Ma cosa determina questa condizione?
Quali sono gli elementi che la sostengono nel tempo? Le possibili risposte alla prima domanda le abbiamo accennate più sopra, prima tra tutte la scarsa disponibilità delle occasioni di lavoro che innescano la partenza della condizione provvisoria di inoccupato che si cronicizzerà col tempo.
La risposta alla seconda domanda sta nell’emergere ed affermarsi di un fenomeno che è forse il più potente uniformatore del comportamento umano: l’abitudine. L’abitudine è la tendenza a compiere ripetutamente una determinata azione ed a riproporre una determinata esperienza in maniera ripetitiva.
La nostra vita è regolata dalle abitudini. I NEET al di là delle motivazioni che li hanno portati nella loro condizione, si trovano lentamente incistati nel loro stato. Lo perpetrano nel tempo e molte volte sembrano quasi non accorgersi più della loro condizione. L’abitudine li ha resi schiavi ed adattati.
In neurofisiologia l’abitudine sensoriale è un fenomeno che consiste nell’abolizione della risposta a uno stimolo dovuta al suo ripetersi. E’ il fenomeno dell’adattamento recettoriale. Un esempio pratico banale è l’etichetta della camicia che ci dà fastidio sulla pelle del collo e che dopo un po’ smettiamo di avvertire. I recettori cutanei, quando lo stimolo si ripete, smettono di comunicare al cervello la presenza dell’etichetta. Si sono abituati. Hanno cioè subito il fenomeno dell’adattamento.
Una volta che l’abitudine all’inattività si è instaurata, questi giovani sono in grado di passare anni sempre nella stessa condizione. L’adattamento alla situazione riduce la consapevolezza del loro stato che col passare del tempo diventa la loro “normalità”.
Qualsiasi attività che preveda il recupero di questi giovani deve tenere conto dell’abitudine un nemico oscuro e silenzioso. Pensare al loro reinserimento nella rete sociale, dell’istruzione, del mondo del lavoro senza pensare anche a come battere questo nemico invisibile è un peccato di ingenuità. L’idea che chi ha vissuto una condizione di inattività per anni si accenda al primo colpo e riparta spedito è un’illusione. E tanto più è datata la condizione di inerzia, tanto più lento e faticoso sarà il cambiamento di un comportamento che è diventato la prassi.

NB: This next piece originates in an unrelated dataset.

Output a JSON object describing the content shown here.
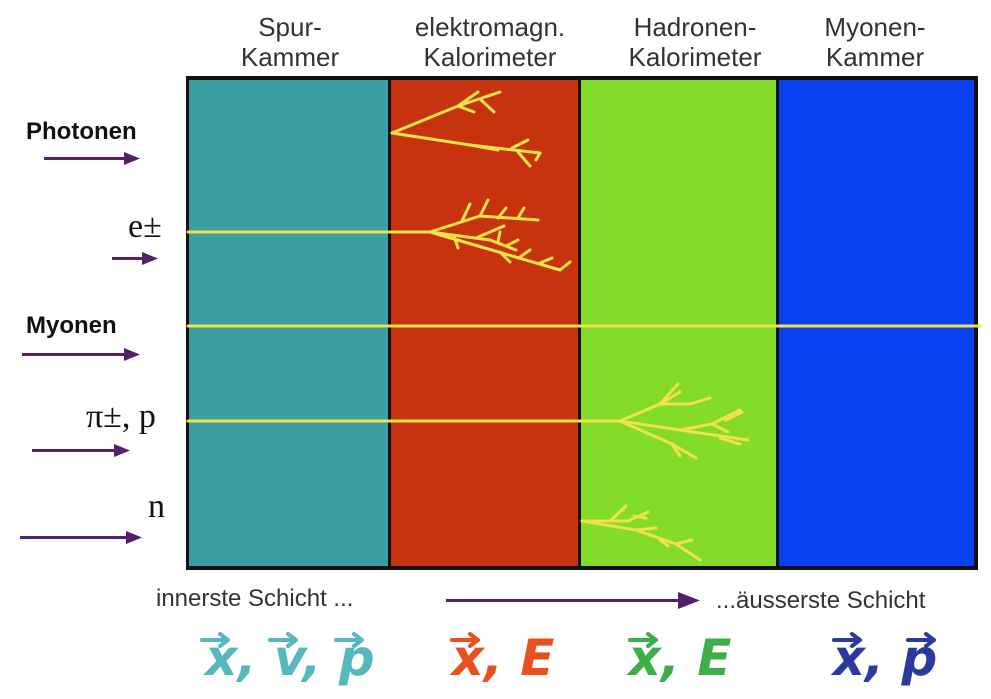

L’argomento che riguarda le soluzioni è complesso ed anche la minima proposta per affrontarlo risulta complicato. Di certo lasciare dei ragazzi inattivi li predispone al peggio. L’età giovanile è l’età dell’energia, dell’entusiasmo, dei grandi progetti. Una possibile ricetta per aiutare questi ragazzi è dargli la possibilità di tenere accesi questi fuochi stimolandoli precocemente e finché la fiamma resta accesa.
Corsi, apprendimenti pratici, stage di lavoro nelle aziende, scambi internazionali, coinvolgimento nel mondo del lavoro a tutto campo, affiancamenti e tutto quanto possa togliere dalla casa dei genitori questa generazione sfortunata è quello che dobbiamo poter fare.

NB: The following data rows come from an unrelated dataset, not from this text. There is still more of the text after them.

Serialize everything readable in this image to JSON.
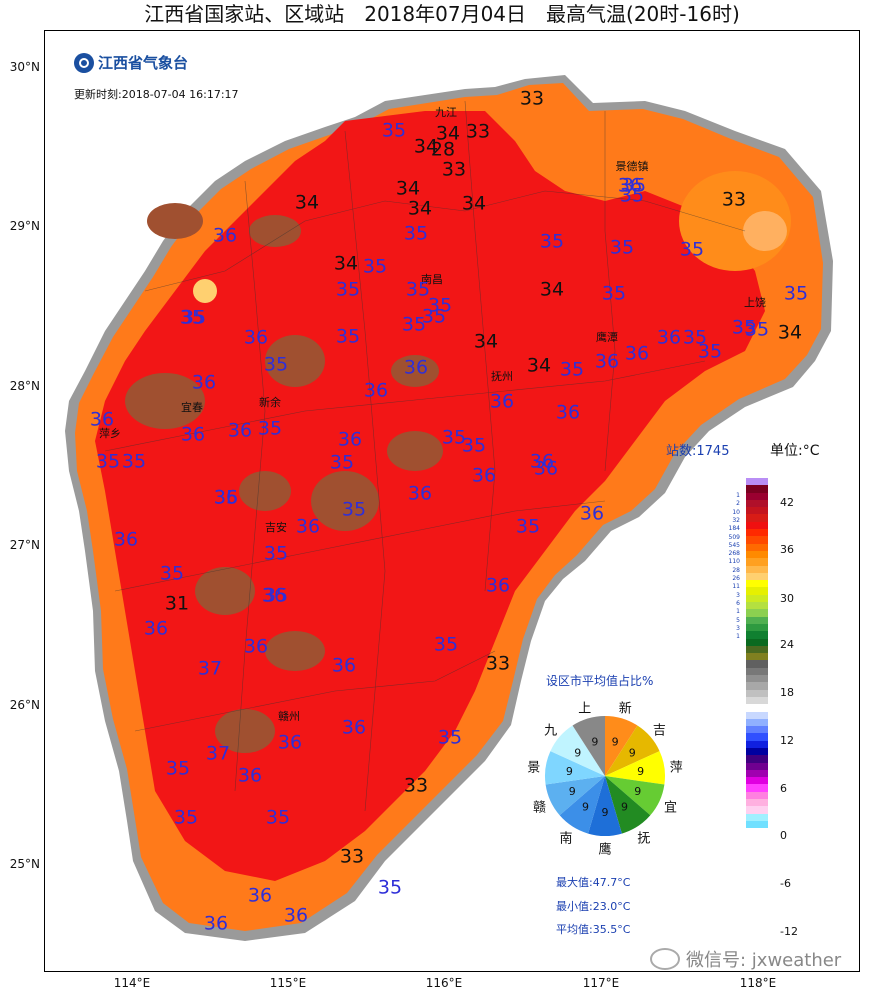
{
  "title": "江西省国家站、区域站　2018年07月04日　最高气温(20时-16时)",
  "logo_text": "江西省气象台",
  "update_label": "更新时刻:2018-07-04 16:17:17",
  "station_count": "站数:1745",
  "unit": "单位:°C",
  "lat_labels": [
    "30°N",
    "29°N",
    "28°N",
    "27°N",
    "26°N",
    "25°N"
  ],
  "lon_labels": [
    "114°E",
    "115°E",
    "116°E",
    "117°E",
    "118°E"
  ],
  "cities": [
    "九江",
    "景德镇",
    "南昌",
    "上饶",
    "鹰潭",
    "抚州",
    "宜春",
    "新余",
    "萍乡",
    "吉安",
    "赣州"
  ],
  "stations": [
    {
      "v": "33",
      "c": "black"
    },
    {
      "v": "35",
      "c": "blue"
    },
    {
      "v": "34",
      "c": "black"
    },
    {
      "v": "33",
      "c": "black"
    },
    {
      "v": "34",
      "c": "black"
    },
    {
      "v": "28",
      "c": "black"
    },
    {
      "v": "33",
      "c": "black"
    },
    {
      "v": "34",
      "c": "black"
    },
    {
      "v": "34",
      "c": "black"
    },
    {
      "v": "34",
      "c": "black"
    },
    {
      "v": "35",
      "c": "blue"
    },
    {
      "v": "33",
      "c": "black"
    },
    {
      "v": "34",
      "c": "black"
    },
    {
      "v": "36",
      "c": "blue"
    },
    {
      "v": "35",
      "c": "blue"
    },
    {
      "v": "35",
      "c": "blue"
    },
    {
      "v": "35",
      "c": "blue"
    },
    {
      "v": "35",
      "c": "blue"
    },
    {
      "v": "34",
      "c": "black"
    },
    {
      "v": "35",
      "c": "blue"
    },
    {
      "v": "35",
      "c": "blue"
    },
    {
      "v": "35",
      "c": "blue"
    },
    {
      "v": "35",
      "c": "blue"
    },
    {
      "v": "34",
      "c": "black"
    },
    {
      "v": "35",
      "c": "blue"
    },
    {
      "v": "35",
      "c": "blue"
    },
    {
      "v": "35",
      "c": "blue"
    },
    {
      "v": "35",
      "c": "blue"
    },
    {
      "v": "36",
      "c": "blue"
    },
    {
      "v": "35",
      "c": "blue"
    },
    {
      "v": "34",
      "c": "black"
    },
    {
      "v": "35",
      "c": "blue"
    },
    {
      "v": "36",
      "c": "blue"
    },
    {
      "v": "35",
      "c": "blue"
    },
    {
      "v": "34",
      "c": "black"
    },
    {
      "v": "35",
      "c": "blue"
    },
    {
      "v": "35",
      "c": "blue"
    },
    {
      "v": "36",
      "c": "blue"
    },
    {
      "v": "36",
      "c": "blue"
    },
    {
      "v": "36",
      "c": "blue"
    },
    {
      "v": "35",
      "c": "blue"
    },
    {
      "v": "36",
      "c": "blue"
    },
    {
      "v": "35",
      "c": "blue"
    },
    {
      "v": "36",
      "c": "blue"
    },
    {
      "v": "34",
      "c": "black"
    },
    {
      "v": "36",
      "c": "blue"
    },
    {
      "v": "36",
      "c": "blue"
    },
    {
      "v": "36",
      "c": "blue"
    },
    {
      "v": "36",
      "c": "blue"
    },
    {
      "v": "36",
      "c": "blue"
    },
    {
      "v": "35",
      "c": "blue"
    },
    {
      "v": "36",
      "c": "blue"
    },
    {
      "v": "35",
      "c": "blue"
    },
    {
      "v": "35",
      "c": "blue"
    },
    {
      "v": "35",
      "c": "blue"
    },
    {
      "v": "35",
      "c": "blue"
    },
    {
      "v": "36",
      "c": "blue"
    },
    {
      "v": "36",
      "c": "blue"
    },
    {
      "v": "36",
      "c": "blue"
    },
    {
      "v": "36",
      "c": "blue"
    },
    {
      "v": "35",
      "c": "blue"
    },
    {
      "v": "36",
      "c": "blue"
    },
    {
      "v": "35",
      "c": "blue"
    },
    {
      "v": "36",
      "c": "blue"
    },
    {
      "v": "36",
      "c": "blue"
    },
    {
      "v": "35",
      "c": "blue"
    },
    {
      "v": "35",
      "c": "blue"
    },
    {
      "v": "31",
      "c": "black"
    },
    {
      "v": "36",
      "c": "blue"
    },
    {
      "v": "35",
      "c": "blue"
    },
    {
      "v": "36",
      "c": "blue"
    },
    {
      "v": "37",
      "c": "blue"
    },
    {
      "v": "36",
      "c": "blue"
    },
    {
      "v": "33",
      "c": "black"
    },
    {
      "v": "36",
      "c": "blue"
    },
    {
      "v": "35",
      "c": "blue"
    },
    {
      "v": "37",
      "c": "blue"
    },
    {
      "v": "35",
      "c": "blue"
    },
    {
      "v": "36",
      "c": "blue"
    },
    {
      "v": "36",
      "c": "blue"
    },
    {
      "v": "36",
      "c": "blue"
    },
    {
      "v": "35",
      "c": "blue"
    },
    {
      "v": "33",
      "c": "black"
    },
    {
      "v": "33",
      "c": "black"
    },
    {
      "v": "35",
      "c": "blue"
    },
    {
      "v": "35",
      "c": "blue"
    },
    {
      "v": "35",
      "c": "blue"
    },
    {
      "v": "36",
      "c": "blue"
    },
    {
      "v": "36",
      "c": "blue"
    },
    {
      "v": "36",
      "c": "blue"
    },
    {
      "v": "35",
      "c": "blue"
    },
    {
      "v": "35",
      "c": "blue"
    },
    {
      "v": "36",
      "c": "blue"
    },
    {
      "v": "35",
      "c": "blue"
    },
    {
      "v": "36",
      "c": "blue"
    },
    {
      "v": "36",
      "c": "blue"
    },
    {
      "v": "35",
      "c": "blue"
    },
    {
      "v": "35",
      "c": "blue"
    }
  ],
  "colorbar": {
    "colors": [
      "#b98ef5",
      "#7a0020",
      "#9a0030",
      "#b0102a",
      "#c4141e",
      "#d81c16",
      "#f01010",
      "#ff2a00",
      "#ff4a00",
      "#ff6a00",
      "#ff8a00",
      "#ffa020",
      "#ffb84a",
      "#ffd070",
      "#ffff00",
      "#e6f000",
      "#cdea20",
      "#b4e040",
      "#8cd050",
      "#50b050",
      "#2e9a40",
      "#108030",
      "#0a6a20",
      "#4a6a20",
      "#808020",
      "#606060",
      "#787878",
      "#909090",
      "#a8a8a8",
      "#c0c0c0",
      "#d8d8d8",
      "#ffffff",
      "#c8d8ff",
      "#90b0ff",
      "#6080ff",
      "#3050ff",
      "#1020e0",
      "#0000a0",
      "#400080",
      "#700090",
      "#a000b0",
      "#e000e0",
      "#ff40ff",
      "#ff80e0",
      "#ffb0e0",
      "#ffd0f0",
      "#a0f0ff",
      "#70e0ff"
    ],
    "counts": [
      "1",
      "2",
      "10",
      "32",
      "184",
      "509",
      "545",
      "268",
      "110",
      "28",
      "26",
      "11",
      "3",
      "6",
      "1",
      "5",
      "3",
      "1"
    ],
    "ticks": [
      "42",
      "36",
      "30",
      "24",
      "18",
      "12",
      "6",
      "0",
      "-6",
      "-12"
    ]
  },
  "pie": {
    "title": "设区市平均值占比%",
    "slices": [
      {
        "label": "新",
        "value": 9,
        "color": "#ff8c1a"
      },
      {
        "label": "吉",
        "value": 9,
        "color": "#e6b800"
      },
      {
        "label": "萍",
        "value": 9,
        "color": "#ffff00"
      },
      {
        "label": "宜",
        "value": 9,
        "color": "#66cc33"
      },
      {
        "label": "抚",
        "value": 9,
        "color": "#228b22"
      },
      {
        "label": "鹰",
        "value": 9,
        "color": "#1e6fd8"
      },
      {
        "label": "南",
        "value": 9,
        "color": "#3c8fe8"
      },
      {
        "label": "赣",
        "value": 9,
        "color": "#5cb0f0"
      },
      {
        "label": "景",
        "value": 9,
        "color": "#7fd6ff"
      },
      {
        "label": "九",
        "value": 9,
        "color": "#c0f4ff"
      },
      {
        "label": "上",
        "value": 9,
        "color": "#888888"
      }
    ]
  },
  "stats": {
    "max": "最大值:47.7°C",
    "min": "最小值:23.0°C",
    "avg": "平均值:35.5°C"
  },
  "watermark": "微信号: jxweather"
}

Il rispetto di regole, orari, relazioni sociali, sono alla base della convivenza civile. L’impegno ed il cimento alla base della motivazione personale e della volontà di progredire e migliorarsi. Abituare i giovani a vivere in attività, ognuno secondo le proprie tendenze, facendogli scoprire l’esercizio e la pratica del lavoro li porterà all’abitudine virtuosa dell’attività, della dedizione e dell’entusiasmo. Prima che si inneschino le cattive abitudini.
Certo cambiare un’abitudine negativa non è facile. Lo sapeva anche Svetonio che nella vita di Vespasiano ammoniva: “la volpe perde il pelo ma non il vizio”. Speriamo che i nostri giovani siano più fortunati.